Washington Post
William O'Keefe
Published August 27, 2006
Crude oil prices hover at historic highs. Consumers face price shock at local gasoline stations. And politicians in Washington scramble to respond. The latest Capitol Hill darling is ethanol, which supporters claim it will reduce dependence on foreign oil -- because it is derived from corn -- and also combat global warming.
Surprisingly, Detroit's big three automakers also are going along for the ride. They are promoting production of "flex-fuel" vehicles, which run on ethanol, as a solution that could lower gas prices and help the environment.
Through a clever combination of marketing and gimmickry that would make P.T. Barnum blush, domestic automakers claim to be "green" while diverting attention away from the real issue: A federal tax loophole is creating an artificial market for ethanol, while stifling development of new technologies by automakers that would put more fuel efficient vehicles on the road.
Last year's energy legislation mandated that ethanol use in gasoline be increased from roughly 3 billion gallons annually to 7.5 billion by 2012. Recent problems with gasoline availability and price spikes can be traced directly to the shift to ethanol. As a result of this mandate, the price of ethanol has increased from about $1.25 per gallon this spring to almost $3 now.

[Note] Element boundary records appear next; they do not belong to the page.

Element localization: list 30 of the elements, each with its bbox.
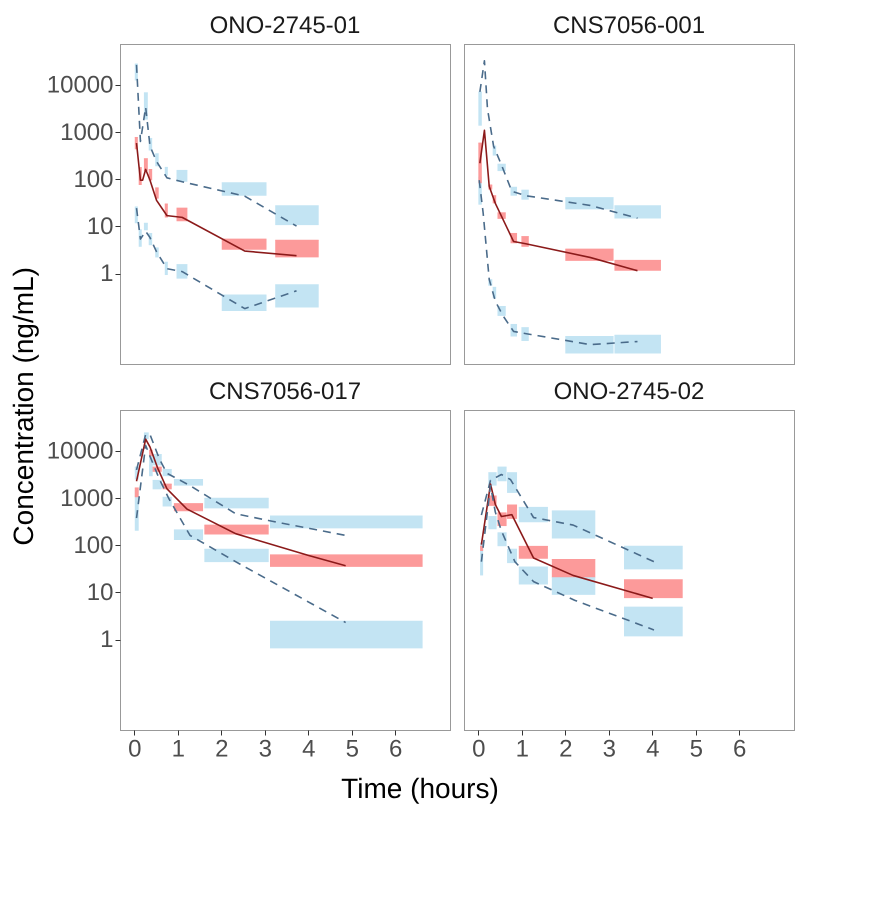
y-tick-label: 10 [86, 212, 114, 240]
x-tick-label: 2 [559, 736, 572, 762]
x-tick-label: 3 [602, 736, 616, 762]
x-tick-label: 2 [215, 736, 228, 762]
y-tick-label: 10 [86, 578, 114, 606]
x-axis-title: Time (hours) [340, 773, 500, 805]
y-tick-label: 10000 [46, 438, 114, 465]
x-tick-label: 0 [128, 736, 142, 762]
chart-title: CNS7056-017 [208, 378, 362, 405]
x-tick-label: 1 [172, 736, 186, 762]
chart-title: CNS7056-001 [552, 12, 706, 39]
chart-title: ONO-2745-01 [210, 12, 360, 39]
y-axis-title: Concentration (ng/mL) [8, 267, 40, 546]
y-tick-label: 100 [73, 166, 114, 193]
x-tick-label: 4 [646, 736, 660, 762]
y-tick-label: 1 [100, 626, 114, 654]
x-tick-label: 3 [258, 736, 272, 762]
x-tick-label: 6 [733, 736, 746, 762]
x-tick-label: 1 [516, 736, 530, 762]
y-tick-label: 100 [73, 532, 114, 559]
y-tick-label: 1000 [60, 118, 114, 146]
y-tick-label: 1000 [60, 484, 114, 512]
y-tick-label: 10000 [46, 72, 114, 99]
x-tick-label: 0 [472, 736, 486, 762]
x-tick-label: 5 [690, 736, 703, 762]
x-tick-label: 6 [389, 736, 402, 762]
x-tick-label: 5 [346, 736, 359, 762]
chart-title: ONO-2745-02 [554, 378, 704, 405]
y-tick-label: 1 [100, 260, 114, 288]
x-tick-label: 4 [302, 736, 316, 762]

Once the ethanol mandate was in place, along with its $2 billion annual subsidy, so-called energy independence advocates stepped up the campaign to significantly increase ethanol's use in gasoline from 10 to 85 percent, a blend called E-85.
Domestic automakers have hopped aboard this campaign by pledging to rapidly increase production of E-85 capable vehicles. There now are about 5 million so-called flexible fuel vehicles on the road, but with a total fleet of more than 250 million, automakers see a huge potential market. And they are lobbying Congress to compel refiners to produce and market this fuel in order to spur sales, promising to double production to 2 million vehicles annually if enough E-85 is available.
Automotive and fuel experts, though, know the technology for large scale, cost effective ethanol production is at least a decade or more in the future.
Currently, most ethanol in the United States is made from corn. Despite a subsidy of 51 cents per gallon in place for decades, it only represents about 3 percent of the gasoline pool. The National Corn Growers Association, an ethanol advocate, estimates that by 2015 ethanol production will be about 18 billion gallons. But because ethanol contains less energy than gasoline, that amounts to about 11 billion gallons of gasoline saved -- less than 7 percent of the projected gasoline supply.
And, at what a price? Ethanol costs about $4 per gallon on a gasoline equivalent basis even with the 51-cent per gallon subsidy.
So, the future of ethanol can't depend on corn. New technology must be developed to convert all forms of biomass -- from agricultural to lawn to timber waste -- into fuel. But even if significant technical and economic barriers are overcome, an extensive evaluation by the Agriculture Department has concluded biomass ethanol potential would not exceed one-third of the demand for transportation fuel several decades from now.
So why are the domestic automakers pushing E-85 so aggressively? Well, like politicians, they want to look responsive to the public's concerns about high gasoline prices and appease environmental advocates. Call this marketing.
More pragmatically, they are taking advantage of a loophole in federal corporate average fuel economy standards. CAFE gives them mileage credits for alternative fuel capable vehicles even if they never use a drop of ethanol. Call this a gimmick. It is pushed by bamboozling consumers who might buy E-85 vehicles into thinking they would get better mileage, reduce oil imports and help the environment. Instead, it would only saddle them with $5 per gallon gasoline equivalent fuel cost while awaiting a technological breakthrough, likely decades away.
There's a better answer. The National Academy of Sciences in 2002 concluded vehicle mpg could be increased 20 percent or more with more readily available technologies. Japanese auto manufacturers seem to understand this, and are increasing the availability of higher-mileage vehicles and hybrids that combine electric and gasoline engines.
Automotive experts and consumers view hybrid technology as one way forward. John Heywood of the Massachusetts Institute of Technology sees a bright future for hybrids as technology improves and manufacturing costs decline. And the head of Toyota's North American division recently said the company "sold more U.S. hybrids so far this year than Cadillac, Buick or Mercedes-Benz has sold cars."
But domestic automakers are going in another direction, promoting ethanol use while conceding the lead on developing automobiles that get dramatically better fuel economy. Unfortunately, when it comes to increasing fuel efficiency -- something a majority of Americans favor, Detroit is stuck in reverse.
William O'Keefe is president of Solutions Consulting Inc. and has been executive vice president and chief operating officer of the American Petroleum Institute.